# Dental technician



## eugene (Sep 21, 2008)

Hi wondered if there was any dental techs on here or anyone with any info on the job market in Perth for dental technicians cheers


----------



## kaz101 (Nov 29, 2007)

eugene said:


> Hi wondered if there was any dental techs on here or anyone with any info on the job market in Perth for dental technicians cheers


Hi Eugene, 

Welcome to the forum. 

If you check out the "PLEASE READ..." post towards the top of the forum it has links to job websites where you can check out the availability for dental technicians. I know at my skilled migrant group there are several dentists from South Africa who have come across to South Australia on sponsorship visas. 

Regards,
Karen


----------



## ambrook (Jan 5, 2009)

eugene said:


> Hi wondered if there was any dental techs on here or anyone with any info on the job market in Perth for dental technicians cheers


Hi Eugene
I am a dental technician looking to move to perth in July 09, have you found out much about the life for our type out there? I have looked around the odd site but dont seem to get much info. Let me know if you have had any luck, Cheers.


----------



## eugene (Sep 21, 2008)

ambrook said:


> Hi Eugene
> I am a dental technician looking to move to perth in July 09, have you found out much about the life for our type out there? I have looked around the odd site but dont seem to get much info. Let me know if you have had any luck, Cheers.

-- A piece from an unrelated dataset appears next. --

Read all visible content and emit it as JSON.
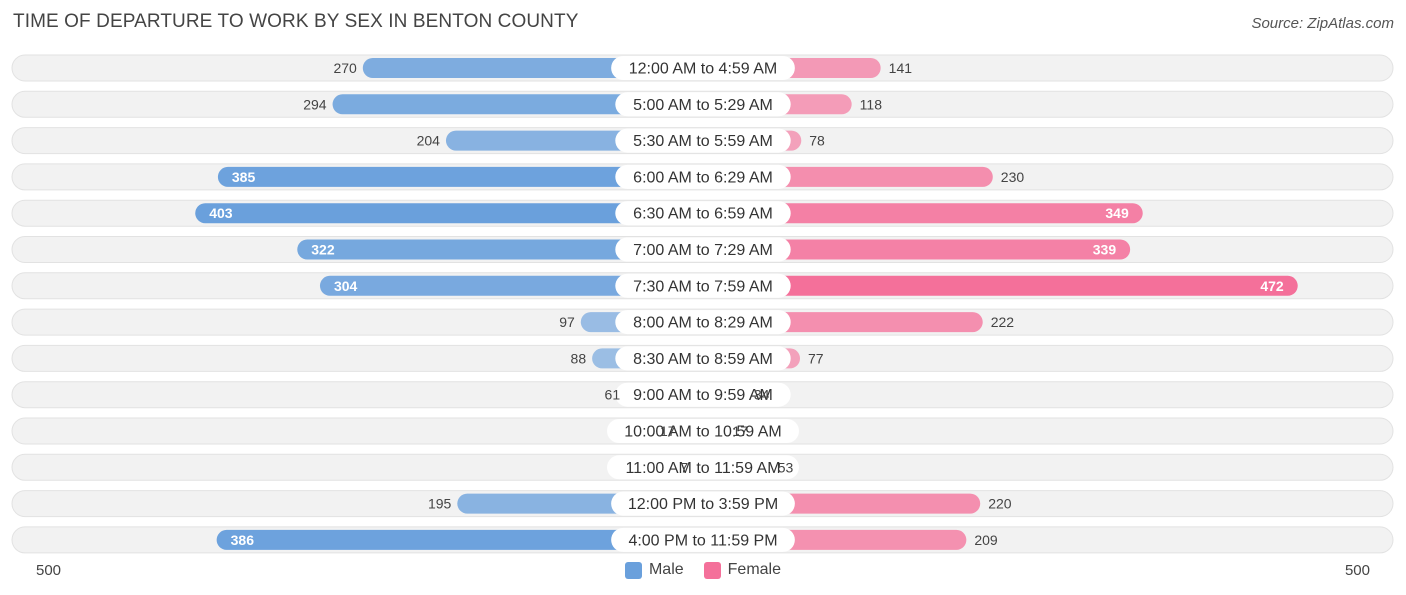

give me a call on 01635 XXXXXX Kind regards Eugene


----------



## kaz101 (Nov 29, 2007)

eugene said:


> give me a call on 01635 XXXXXX Kind regards Eugene


Please be careful about putting personal info on an open website since anyone can see it and use it. 

Once members have posted 5 good posts then you have access to visitor messages and private messages to contact each other with personal details. 

Regards,
Karen


----------



## ambrook (Jan 5, 2009)

*Dental Technology*

Hi Eugene,
How are you getting on with your planned emigration?
Have you found any more info out, when are you planning on the big move?


----------